February 20, 2013

Annual Giving Analytics (Part 2)

The previous post in this Annual Giving Analytics series focused on how analytics can be used to further the goals of Annual Giving, but how exactly is it done? This post will document and describe a few methods and approaches that can get you going on furthering your use of the analytics for annual giving at your institution.

Annual giving is primarily interested in three variables that can influence the dependent variable of how much a particular constituent is likely to give: Segment, Method, and Timing. Segment is the demographic segment that a donor is categorized as being a part of, method is the channel or means by which an individual donor makes gifts, and timing is exactly when they are asked, either during the calendar year or relative to specific institutional events.   

Building a predictive model to assess the optimum conditions for annual giving can help your program to understand a number of things, like which donors are the most likely to give and therefore who should be prioritized by the program, where ask amounts should be set for the maximum contribution, and how each solicitation channel like email, mail, and phone should be utilized. Good places to start when building a predictive model are who is likely to renew, at what levels should people be solicited, and who is likely to upgrade to leadership annual giving.

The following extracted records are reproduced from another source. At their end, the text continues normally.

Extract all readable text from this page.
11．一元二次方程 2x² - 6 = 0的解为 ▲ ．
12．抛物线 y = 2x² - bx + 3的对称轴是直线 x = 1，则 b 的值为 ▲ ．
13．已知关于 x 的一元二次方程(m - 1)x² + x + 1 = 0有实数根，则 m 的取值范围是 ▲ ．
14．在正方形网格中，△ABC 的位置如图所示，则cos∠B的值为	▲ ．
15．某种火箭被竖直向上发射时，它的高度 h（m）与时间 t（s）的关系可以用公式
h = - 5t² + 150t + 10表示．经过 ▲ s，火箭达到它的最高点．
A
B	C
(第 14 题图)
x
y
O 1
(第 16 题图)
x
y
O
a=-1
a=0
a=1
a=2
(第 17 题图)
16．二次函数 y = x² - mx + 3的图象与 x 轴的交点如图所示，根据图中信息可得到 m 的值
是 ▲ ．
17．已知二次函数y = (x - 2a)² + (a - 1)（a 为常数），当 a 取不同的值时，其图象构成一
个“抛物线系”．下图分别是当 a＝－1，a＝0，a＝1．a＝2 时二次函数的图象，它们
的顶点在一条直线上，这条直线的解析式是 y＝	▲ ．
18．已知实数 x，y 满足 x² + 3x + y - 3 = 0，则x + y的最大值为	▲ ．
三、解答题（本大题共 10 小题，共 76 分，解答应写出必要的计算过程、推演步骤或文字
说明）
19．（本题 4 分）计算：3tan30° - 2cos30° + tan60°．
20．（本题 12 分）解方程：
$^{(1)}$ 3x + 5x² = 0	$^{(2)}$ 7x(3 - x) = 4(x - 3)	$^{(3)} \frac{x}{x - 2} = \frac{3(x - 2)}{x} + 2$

Let's go through the creation of these three models step-by-step:

Giving/Renewal Likelihood Model
-          Flag donors in your database that have a renewal history.
-          Gather data points such as demographics, activities, interests, and geography related to these donors.
-          Use logistic regression or decision trees to rank donors based on probabilities to renew.

Ask Amount Model
-          Use a linear regression model to predict the largest or most recent gift given.
-          If the resulting “predicted” dollar amount is higher than the most recent gift amount then increase the ask.
-          If the “predicted” amount is lower then leave the ask amount the same.    

Leadership Giving Likelihood Model
-          Derive a binary dependent variable for existing donors at the leadership level.
-          Use a binary prediction method like logistic regression or decision trees to compare independent factors.
-          Output will be predicted probability that can be ranked.

Models like these can be constructed for any number of donor behaviors that might be important to your institution like sustainer/recurring, catastrophe response, preferred giving channel, or cause or interest specific appeals. But of course, all of these models are best used together in order to maximize efficiency and effectiveness.   Results for the programs for which the models are used to boost efficiency should be considered holistically as one strategy and results should be captured not only by appeal but also by demographic segment. Tracking, testing, and reporting mechanisms must be in place prior to launch in order to accurately measure performance improvements.